The rule does apply. f1, f2, and f3 may be evaluated in any order.

To expand a bit on some of the confusion (because people keep posting wrong answers), operator precedence does not affect the order in which things are evaluated. Take this example:

f1() * f2() + f3()

Now, we know that yes, the results of f1() and f2() are multiplied, and then added to the result of f3(), but we don't know the order of evaluation. The parse tree looks like this:

        +
      /   \
     *    f3()
   /   \
f1()   f2()

But we don't know if the left side or the right side of + will be evaluated first. It could be either way. Same with *: we don't know if its left side or right side will be evaluated first.

The compiler could call f3(), then store the result, then call f2(), store that result, and then call f1(), and then use the stored results to perform the actual computation.

Or, alternatively, it could call f1(), store the result, then call f2(), then use the two values to multiply (and then store that result), then call f3() and finish the computation.

In each of these cases (or any other permutation of evaluation order), the functions were evaluated in different order, and yet the same answer is achieved.

To conclude: operator precedence determines the parse tree, not the order of evaluation. The order in which the parse tree is evaluated is unspecified.

Answer 3

These functions can be evaluated in any order. There is no specified rule. Either f1 is evaluated first then f2 and then f3 or f3 is evaluated first then f2 and then f1 or f2 is evaluated first then f1 and then f3 or even f1 is evaluated first then f3 and then f2 (total of six combinations here!).

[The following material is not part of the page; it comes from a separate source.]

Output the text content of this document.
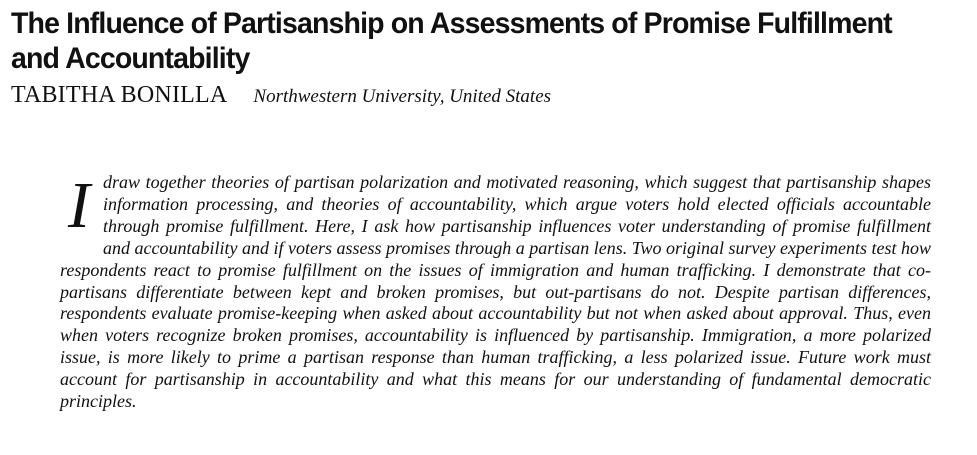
The Influence of Partisanship on Assessments of Promise Fulfillment and Accountability
TABITHA BONILLA Northwestern University, United States

I draw together theories of partisan polarization and motivated reasoning, which suggest that partisanship shapes information processing, and theories of accountability, which argue voters hold elected officials accountable through promise fulfillment. Here, I ask how partisanship influences voter understanding of promise fulfillment and accountability and if voters assess promises through a partisan lens. Two original survey experiments test how respondents react to promise fulfillment on the issues of immigration and human trafficking. I demonstrate that co-partisans differentiate between kept and broken promises, but out-partisans do not. Despite partisan differences, respondents evaluate promise-keeping when asked about accountability but not when asked about approval. Thus, even when voters recognize broken promises, accountability is influenced by partisanship. Immigration, a more polarized issue, is more likely to prime a partisan response than human trafficking, a less polarized issue. Future work must account for partisanship in accountability and what this means for our understanding of fundamental democratic principles.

One thing note here that: Operator precedence has nothing to do with the order of evaluation.

But keep in mind that what ever be the order of evaluation of these functions the arithmetic operation on the expression

a = (f1(10, 20) * f2(30, 40)) + f3() 

will take palace according to the operator precedence rule, i.e, f1*f2 takes place first (at the time f1 and f2 must be evaluated) and then the result of this is added to f3 (all f1, f2 and f2 must be evaluated).